A local developer plans to build a new five-story apartment complex — with one third of its 150 units at affordable rents — atop a city-owned grassy lot on the Dixwell/Science Park border.
That new housing project is detailed in a proposed Development and Land Disposition Agreement (DLDA) and accompanying tax abatement deal that the city’s Livable City Initiative (LCI) submitted to the Board of Alders in mid-September.
According to those documents, the city is looking to sell roughly 1.7 acres of publicly-owned land at 291 Ashmun St., 309 Ashmun St., and 178 – 186 Canal St. for $500,000 to RJDA Ashmun Street LLC.
The buyer is a holding company owned by the local firm RJ Development & Advisors LLC, a partnership between Yves-Georges Joseph II and Jason Rudnick.
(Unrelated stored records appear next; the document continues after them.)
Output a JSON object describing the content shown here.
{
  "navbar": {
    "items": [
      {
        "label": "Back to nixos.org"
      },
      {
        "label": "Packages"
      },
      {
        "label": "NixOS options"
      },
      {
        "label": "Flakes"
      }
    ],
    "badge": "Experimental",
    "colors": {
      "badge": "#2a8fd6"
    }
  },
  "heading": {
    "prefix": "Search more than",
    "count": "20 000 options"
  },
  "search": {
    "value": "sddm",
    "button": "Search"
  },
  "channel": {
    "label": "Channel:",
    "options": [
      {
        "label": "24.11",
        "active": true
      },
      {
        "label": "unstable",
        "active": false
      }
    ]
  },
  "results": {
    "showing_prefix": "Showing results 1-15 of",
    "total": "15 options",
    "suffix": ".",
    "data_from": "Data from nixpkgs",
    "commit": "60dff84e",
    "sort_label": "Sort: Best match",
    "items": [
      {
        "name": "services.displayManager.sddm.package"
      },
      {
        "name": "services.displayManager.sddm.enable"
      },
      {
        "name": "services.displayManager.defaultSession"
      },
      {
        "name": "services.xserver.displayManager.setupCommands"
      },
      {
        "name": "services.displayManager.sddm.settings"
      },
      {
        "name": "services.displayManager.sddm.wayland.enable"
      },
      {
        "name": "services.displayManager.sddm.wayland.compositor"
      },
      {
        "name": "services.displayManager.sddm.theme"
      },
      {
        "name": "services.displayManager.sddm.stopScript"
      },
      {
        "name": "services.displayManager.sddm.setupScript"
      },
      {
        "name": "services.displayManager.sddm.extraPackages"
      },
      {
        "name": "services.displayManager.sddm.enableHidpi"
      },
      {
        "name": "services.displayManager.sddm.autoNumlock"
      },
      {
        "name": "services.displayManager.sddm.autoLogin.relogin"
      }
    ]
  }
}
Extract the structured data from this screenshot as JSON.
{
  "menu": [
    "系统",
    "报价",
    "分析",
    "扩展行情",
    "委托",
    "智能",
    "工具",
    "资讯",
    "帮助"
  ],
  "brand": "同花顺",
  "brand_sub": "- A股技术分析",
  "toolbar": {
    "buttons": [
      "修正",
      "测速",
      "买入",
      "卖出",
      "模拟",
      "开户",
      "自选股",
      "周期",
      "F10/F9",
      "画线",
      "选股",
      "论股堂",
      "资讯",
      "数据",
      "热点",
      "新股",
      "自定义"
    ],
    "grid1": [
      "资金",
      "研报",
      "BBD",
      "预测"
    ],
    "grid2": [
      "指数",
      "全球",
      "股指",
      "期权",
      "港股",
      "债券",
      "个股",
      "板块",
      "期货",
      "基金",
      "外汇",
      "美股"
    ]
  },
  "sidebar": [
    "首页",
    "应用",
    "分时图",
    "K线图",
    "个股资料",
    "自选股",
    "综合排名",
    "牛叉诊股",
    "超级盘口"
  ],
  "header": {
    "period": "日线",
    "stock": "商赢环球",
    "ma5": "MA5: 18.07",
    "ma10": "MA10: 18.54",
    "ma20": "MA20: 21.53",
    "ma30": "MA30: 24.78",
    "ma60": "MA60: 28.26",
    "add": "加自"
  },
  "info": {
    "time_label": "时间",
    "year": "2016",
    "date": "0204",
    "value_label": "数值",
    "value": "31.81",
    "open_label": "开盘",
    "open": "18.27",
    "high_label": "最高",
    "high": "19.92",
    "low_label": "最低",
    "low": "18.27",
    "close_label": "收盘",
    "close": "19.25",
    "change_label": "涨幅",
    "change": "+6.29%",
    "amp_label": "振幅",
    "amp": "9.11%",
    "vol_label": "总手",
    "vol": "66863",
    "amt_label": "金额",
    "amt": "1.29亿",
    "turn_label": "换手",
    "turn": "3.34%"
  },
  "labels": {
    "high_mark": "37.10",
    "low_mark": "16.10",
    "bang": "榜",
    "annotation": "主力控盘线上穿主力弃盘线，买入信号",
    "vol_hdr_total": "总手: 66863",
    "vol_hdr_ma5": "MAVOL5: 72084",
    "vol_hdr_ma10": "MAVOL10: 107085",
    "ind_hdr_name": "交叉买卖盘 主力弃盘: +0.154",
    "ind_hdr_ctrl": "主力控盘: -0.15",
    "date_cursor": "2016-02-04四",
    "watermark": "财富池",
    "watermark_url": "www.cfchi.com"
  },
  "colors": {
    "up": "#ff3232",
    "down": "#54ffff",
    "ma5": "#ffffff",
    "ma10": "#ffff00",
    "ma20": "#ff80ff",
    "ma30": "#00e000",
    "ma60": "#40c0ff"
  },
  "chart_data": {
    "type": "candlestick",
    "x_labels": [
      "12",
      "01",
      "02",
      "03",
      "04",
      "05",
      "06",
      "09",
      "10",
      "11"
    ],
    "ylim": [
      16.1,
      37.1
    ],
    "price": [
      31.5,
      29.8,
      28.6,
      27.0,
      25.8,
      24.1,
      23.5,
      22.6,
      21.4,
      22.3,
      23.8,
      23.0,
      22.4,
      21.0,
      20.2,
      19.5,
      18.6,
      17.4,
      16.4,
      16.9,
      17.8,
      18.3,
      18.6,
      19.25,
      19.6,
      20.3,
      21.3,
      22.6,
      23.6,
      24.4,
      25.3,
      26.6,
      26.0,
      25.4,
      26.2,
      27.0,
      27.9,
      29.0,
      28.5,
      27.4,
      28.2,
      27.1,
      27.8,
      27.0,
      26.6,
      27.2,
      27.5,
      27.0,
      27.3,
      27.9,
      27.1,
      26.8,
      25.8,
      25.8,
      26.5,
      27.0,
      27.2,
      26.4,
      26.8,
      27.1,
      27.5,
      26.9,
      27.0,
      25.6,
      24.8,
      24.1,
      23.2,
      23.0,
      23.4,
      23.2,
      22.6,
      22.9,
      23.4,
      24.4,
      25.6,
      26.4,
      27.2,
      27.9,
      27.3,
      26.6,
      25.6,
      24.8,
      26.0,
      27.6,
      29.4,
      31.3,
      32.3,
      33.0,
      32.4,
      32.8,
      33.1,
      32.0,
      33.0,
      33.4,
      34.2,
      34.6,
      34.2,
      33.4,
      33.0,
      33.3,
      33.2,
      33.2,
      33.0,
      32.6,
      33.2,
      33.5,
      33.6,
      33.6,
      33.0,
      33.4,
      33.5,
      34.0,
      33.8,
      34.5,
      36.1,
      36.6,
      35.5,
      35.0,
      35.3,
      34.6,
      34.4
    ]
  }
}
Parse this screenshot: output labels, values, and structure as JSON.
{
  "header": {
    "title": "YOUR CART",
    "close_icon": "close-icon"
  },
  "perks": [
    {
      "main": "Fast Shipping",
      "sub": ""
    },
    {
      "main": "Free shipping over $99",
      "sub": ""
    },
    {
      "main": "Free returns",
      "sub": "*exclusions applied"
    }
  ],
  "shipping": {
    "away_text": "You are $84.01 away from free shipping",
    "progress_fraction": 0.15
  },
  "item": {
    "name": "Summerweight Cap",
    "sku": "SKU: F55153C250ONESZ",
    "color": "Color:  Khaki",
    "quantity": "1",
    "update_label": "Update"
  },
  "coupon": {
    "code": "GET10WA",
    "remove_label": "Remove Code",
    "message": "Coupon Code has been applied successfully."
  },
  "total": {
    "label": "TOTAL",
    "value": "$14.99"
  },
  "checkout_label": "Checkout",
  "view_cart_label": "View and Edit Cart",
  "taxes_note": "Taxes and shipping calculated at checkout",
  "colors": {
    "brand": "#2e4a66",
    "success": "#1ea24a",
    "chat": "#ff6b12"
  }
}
The related tax abatement deal would have the developer make a payment in lieu of taxes (PILOT) to the city of $400 per year for each of the project’s 50 designated affordable units. That tax abatement deal would not affect how much the developer would have to pay in local property taxes for the remaining 100 units, which the city would assess and tax at market rates.
“We are excited to have negotiated a structured proposal for BOA approval that will bring development to a property that has laid dormant for many years and affords the City potentially more than 50 affordable units meeting three tiers of affordability for New Haven residents,” LCI Executive Director Serena Neal-Sanjurjo wrote to the alders in a Sept. 16 cover letter describing the proposed land deal.
Joseph told the Independent Monday afternoon that his company has been pursuing this project for several years, and won a request for proposal (RFP) put out by the city.
“All the aspects of the deal are still being discussed,” he said. “We’re excited to be at this point to be able to submit a proposal to the Board of Alders to build a project.”
The DLDA and tax agreement are listed as a joint communication on Monday night’s Board of Alders meeting agenda. It next advances to LCI’s Property Acquisition and Disposition Committee, LCI’s Board of Directors, and then to an aldermanic committee for different stages of review and discussion before returning to the full board for a final vote.
Click here to read the proposed DLDA, here to read the proposed tax agreement, and here to read a proposed project timeline, which would see construction begin in April 2022 and completed in March 2025.
Dixwell/Science Park Transformation Continues
The planned apartment complex represents just the latest major building project slated for an area of the city that was once home to tens of thousands of factory jobs through long-gone employers like Winchester Arms and Olin Corporation. Over the past two decades, the city, Yale University and various developers like Winstanley Enterprises have built up Science Park as an office and research hub occupied in large part by the university and other academic affiliates.
The former Winchester Arms plant is now luxury apartments. A long-vacant former Olin site at 201 Munson St. across the street is slated to become hundreds more largely luxury apartments.
Just a few blocks west, local investors and developers — including Joseph — are planning on converting the Dixwell Plaza shopping center at the heart of one of New Haven’s historically African American neighborhoods into roughly 150 new apartments, along with a new performing arts center, banquet hall, grocery store, museum, office complex, daycare center, retail storefronts.
And now comes yet another planned building project — this one slated for a fenced-in vacant lot bounded by Ashmun Street on the West, Canal Street on the east, and Henry Street on the north, and Gregory Street on the south.
The lot is right across the street from 201 Munson, and adjacent to the Farmington Canal and to 25 Science Park.
The proposed DLDA states that no fewer than 50 of the planned 150 new apartments “shall be restricted and provided at various levels of affordability, below prevailing market rate” for no less than 20 years after the completion of the project.
Twenty-five of those affordable units shall be restricted to renters earning 80 percent or less of the region’s area median income (AMI), 15 of those units for tenants earning 60 percent or less of the AMI, and 10 units for tenants with Section 8 Housing Choice Vouchers.
It also states that the planned five-story, 150-unit complex shall consist of a mix of studios, one-bedroom, and two-bedroom apartments.
“I think the entire city has gone through a renaissance of sorts over the last 10 years,” Joseph said. When he and Rudnick worked for a company called Centerplan, they developed the 160-unit luxury apartment complex at 200 College St. downtown. They also formerly owned and helped find a hotel developer for a vacant parcel on the Rt. 34 West superblock.
“The entire city has experienced a renaissance of investment,” he continued. “I think Dixwell/Newhallville has not necessarily seen as much, although there certainly has been some.”
As for this planned new apartment project, “We see it as just a natural extension of everything that is going on with the city.” And unlike some of those other more exclusively market-rate and luxury apartment developments, he said, this planned new project will be “mixed-income” thanks to the affordable set aside.